Exercise \(\PageIndex{10}\)

To complete your spring schedule, you must add Calculus and Physics. At 9:30, there are three Calculus sections and two Physics sections; while at 11:30, there are two Calculus sections and three Physics sections. How many ways can you complete your schedule if your only open periods are 9:30 and 11:30?

Exercise \(\PageIndex{11}\)

The definition of \(\mathbb{Q} = \{a/b \mid a, b \in \mathbb{Z}, b \neq 0\}\) given in Chapter 1 is awkward.

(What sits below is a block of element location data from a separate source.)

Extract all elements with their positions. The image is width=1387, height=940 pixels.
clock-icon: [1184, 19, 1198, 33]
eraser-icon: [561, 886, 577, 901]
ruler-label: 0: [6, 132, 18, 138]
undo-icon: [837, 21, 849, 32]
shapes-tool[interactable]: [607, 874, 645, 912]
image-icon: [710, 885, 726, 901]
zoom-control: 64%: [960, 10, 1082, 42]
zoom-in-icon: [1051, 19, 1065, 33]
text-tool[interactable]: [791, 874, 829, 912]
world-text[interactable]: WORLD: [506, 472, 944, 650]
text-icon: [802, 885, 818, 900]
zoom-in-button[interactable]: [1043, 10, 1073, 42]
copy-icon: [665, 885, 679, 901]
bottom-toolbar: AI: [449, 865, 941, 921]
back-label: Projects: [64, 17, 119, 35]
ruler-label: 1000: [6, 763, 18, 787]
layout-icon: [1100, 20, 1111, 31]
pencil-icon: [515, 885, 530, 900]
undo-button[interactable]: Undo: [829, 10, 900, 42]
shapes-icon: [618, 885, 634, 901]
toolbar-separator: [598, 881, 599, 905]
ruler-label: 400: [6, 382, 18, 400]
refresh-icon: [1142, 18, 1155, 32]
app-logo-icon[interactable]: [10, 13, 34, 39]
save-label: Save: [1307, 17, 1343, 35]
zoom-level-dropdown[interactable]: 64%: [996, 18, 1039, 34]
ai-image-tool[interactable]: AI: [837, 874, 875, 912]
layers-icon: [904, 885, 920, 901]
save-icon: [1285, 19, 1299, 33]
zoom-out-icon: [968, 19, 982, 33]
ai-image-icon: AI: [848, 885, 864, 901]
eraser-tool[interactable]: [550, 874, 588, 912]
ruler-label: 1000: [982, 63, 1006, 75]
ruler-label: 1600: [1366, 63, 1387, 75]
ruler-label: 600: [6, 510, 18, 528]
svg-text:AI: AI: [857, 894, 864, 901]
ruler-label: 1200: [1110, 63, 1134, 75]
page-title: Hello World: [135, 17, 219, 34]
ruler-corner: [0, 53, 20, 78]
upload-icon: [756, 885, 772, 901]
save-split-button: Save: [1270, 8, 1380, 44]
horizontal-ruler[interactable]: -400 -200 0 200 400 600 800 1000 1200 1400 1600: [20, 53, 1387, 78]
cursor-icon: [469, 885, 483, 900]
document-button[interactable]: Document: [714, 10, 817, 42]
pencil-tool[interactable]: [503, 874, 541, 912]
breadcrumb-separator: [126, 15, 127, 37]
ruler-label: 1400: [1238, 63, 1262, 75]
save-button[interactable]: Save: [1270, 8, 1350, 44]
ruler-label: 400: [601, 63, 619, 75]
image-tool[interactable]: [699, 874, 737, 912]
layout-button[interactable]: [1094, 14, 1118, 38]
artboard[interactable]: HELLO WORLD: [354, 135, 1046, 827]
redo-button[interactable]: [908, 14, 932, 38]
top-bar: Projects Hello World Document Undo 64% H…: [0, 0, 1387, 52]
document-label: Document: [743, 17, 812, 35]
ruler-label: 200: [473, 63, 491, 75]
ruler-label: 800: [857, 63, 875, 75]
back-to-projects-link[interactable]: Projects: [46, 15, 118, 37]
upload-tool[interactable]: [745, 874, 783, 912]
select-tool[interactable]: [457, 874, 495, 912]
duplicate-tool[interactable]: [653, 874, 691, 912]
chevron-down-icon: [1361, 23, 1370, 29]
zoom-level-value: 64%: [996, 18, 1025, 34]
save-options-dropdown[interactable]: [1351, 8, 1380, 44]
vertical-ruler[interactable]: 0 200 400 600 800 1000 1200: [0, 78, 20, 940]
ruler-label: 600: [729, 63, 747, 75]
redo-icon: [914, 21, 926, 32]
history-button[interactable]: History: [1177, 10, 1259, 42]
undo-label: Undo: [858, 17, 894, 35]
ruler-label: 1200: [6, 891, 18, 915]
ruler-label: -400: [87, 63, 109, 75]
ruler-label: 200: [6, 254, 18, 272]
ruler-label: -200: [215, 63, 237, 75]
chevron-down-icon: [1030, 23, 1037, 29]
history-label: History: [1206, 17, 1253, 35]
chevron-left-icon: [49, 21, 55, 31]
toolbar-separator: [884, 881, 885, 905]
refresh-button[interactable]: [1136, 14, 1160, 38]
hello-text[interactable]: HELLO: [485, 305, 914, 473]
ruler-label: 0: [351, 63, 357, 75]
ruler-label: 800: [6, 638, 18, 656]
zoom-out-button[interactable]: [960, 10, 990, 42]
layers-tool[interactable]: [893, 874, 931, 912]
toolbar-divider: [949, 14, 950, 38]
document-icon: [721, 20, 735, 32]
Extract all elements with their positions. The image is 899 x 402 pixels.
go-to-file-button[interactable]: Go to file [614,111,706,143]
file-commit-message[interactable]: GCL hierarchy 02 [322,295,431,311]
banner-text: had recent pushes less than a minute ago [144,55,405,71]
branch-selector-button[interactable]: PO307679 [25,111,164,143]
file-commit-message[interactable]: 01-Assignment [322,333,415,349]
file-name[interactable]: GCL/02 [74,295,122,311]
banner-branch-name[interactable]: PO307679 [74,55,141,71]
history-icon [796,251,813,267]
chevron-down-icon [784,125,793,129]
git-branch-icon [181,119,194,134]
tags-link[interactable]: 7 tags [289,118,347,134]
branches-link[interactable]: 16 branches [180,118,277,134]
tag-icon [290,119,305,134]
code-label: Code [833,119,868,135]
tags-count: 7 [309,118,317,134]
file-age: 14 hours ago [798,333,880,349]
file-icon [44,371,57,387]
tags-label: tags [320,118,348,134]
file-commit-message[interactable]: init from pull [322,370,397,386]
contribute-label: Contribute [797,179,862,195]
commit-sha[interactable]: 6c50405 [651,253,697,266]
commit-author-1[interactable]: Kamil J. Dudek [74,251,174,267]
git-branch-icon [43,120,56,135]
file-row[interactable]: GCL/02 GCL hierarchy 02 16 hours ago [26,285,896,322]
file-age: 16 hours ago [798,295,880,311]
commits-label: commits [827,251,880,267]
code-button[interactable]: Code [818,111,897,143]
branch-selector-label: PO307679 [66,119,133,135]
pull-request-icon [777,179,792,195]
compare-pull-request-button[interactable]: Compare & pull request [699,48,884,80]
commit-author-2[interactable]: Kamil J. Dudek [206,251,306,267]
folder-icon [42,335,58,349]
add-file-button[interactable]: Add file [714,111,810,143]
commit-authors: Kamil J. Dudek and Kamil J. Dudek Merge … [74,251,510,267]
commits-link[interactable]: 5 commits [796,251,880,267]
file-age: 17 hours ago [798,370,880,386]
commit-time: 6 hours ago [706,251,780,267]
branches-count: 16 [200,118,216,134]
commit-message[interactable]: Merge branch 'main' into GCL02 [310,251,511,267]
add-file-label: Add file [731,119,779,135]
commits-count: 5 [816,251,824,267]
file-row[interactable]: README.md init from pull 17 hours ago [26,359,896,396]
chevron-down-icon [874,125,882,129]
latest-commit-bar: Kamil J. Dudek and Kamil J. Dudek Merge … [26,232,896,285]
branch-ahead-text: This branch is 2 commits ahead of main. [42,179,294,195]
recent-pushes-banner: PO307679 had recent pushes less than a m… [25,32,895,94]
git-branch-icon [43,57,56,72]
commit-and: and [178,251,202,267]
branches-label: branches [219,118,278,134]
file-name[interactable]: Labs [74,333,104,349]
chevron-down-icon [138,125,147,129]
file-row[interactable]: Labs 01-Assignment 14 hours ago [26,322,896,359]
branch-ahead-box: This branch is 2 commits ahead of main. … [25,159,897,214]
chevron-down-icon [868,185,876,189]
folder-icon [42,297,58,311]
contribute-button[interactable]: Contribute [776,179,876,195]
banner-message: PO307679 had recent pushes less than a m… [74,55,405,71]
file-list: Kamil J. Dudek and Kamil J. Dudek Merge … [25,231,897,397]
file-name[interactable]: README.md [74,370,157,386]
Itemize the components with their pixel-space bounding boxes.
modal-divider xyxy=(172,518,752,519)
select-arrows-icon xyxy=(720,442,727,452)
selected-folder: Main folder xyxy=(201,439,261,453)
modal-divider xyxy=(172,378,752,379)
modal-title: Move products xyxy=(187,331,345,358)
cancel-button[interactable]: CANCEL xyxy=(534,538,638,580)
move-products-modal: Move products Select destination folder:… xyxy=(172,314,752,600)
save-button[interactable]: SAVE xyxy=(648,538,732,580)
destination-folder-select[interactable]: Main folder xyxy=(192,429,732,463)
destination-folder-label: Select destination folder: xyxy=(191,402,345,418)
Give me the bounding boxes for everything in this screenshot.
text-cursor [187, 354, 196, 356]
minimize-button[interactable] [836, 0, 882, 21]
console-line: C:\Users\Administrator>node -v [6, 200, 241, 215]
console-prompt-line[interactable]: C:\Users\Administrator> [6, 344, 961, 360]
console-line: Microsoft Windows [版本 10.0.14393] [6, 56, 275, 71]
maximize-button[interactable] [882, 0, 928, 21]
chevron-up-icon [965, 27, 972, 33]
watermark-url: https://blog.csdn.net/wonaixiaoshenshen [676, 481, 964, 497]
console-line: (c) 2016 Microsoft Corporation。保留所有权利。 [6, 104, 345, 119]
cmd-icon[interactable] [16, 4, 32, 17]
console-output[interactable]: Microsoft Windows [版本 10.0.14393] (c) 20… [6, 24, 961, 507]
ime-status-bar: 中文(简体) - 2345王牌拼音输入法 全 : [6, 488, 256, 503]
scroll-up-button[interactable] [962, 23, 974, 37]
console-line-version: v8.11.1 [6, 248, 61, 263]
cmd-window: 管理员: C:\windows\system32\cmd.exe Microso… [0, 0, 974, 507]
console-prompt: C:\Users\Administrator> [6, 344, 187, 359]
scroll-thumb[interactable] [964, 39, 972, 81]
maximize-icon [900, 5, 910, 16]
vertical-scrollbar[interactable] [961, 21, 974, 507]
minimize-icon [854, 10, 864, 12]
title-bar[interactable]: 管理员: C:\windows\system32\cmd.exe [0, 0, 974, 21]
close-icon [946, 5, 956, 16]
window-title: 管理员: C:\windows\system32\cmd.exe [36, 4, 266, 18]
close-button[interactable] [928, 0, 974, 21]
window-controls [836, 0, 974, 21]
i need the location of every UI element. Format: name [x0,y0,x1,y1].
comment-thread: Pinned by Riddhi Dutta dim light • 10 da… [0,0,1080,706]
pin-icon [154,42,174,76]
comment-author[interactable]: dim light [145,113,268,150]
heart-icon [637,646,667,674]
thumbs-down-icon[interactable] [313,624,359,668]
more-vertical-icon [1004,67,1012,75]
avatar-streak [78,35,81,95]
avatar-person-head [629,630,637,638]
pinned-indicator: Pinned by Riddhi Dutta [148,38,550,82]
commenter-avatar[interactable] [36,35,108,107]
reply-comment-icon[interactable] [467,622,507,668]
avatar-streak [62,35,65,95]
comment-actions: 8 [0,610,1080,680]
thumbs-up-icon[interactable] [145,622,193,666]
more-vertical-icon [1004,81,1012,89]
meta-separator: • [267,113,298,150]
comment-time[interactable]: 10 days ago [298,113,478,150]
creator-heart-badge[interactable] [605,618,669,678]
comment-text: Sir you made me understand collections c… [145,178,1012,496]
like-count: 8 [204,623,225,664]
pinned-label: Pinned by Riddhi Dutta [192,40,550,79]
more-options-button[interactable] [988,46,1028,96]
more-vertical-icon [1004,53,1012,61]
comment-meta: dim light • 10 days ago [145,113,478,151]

If we use the definition to list elements in \(\mathbb{Q}\text{,}\) we will have duplications such as \(\frac{1}{2}\text{,}\) \(\frac{-2}{-4}\) and \(\frac{300}{600}\) Try to write a more precise definition of the rational numbers so that there is no duplication of elements.

**Answer**-
Partition the set of fractions into blocks, where each block contains fractions that are numerically equivalent. Describe how you would determine whether two fractions belong to the same block. Redefine the rational numbers to be this partition. Each rational number is a set of fractions.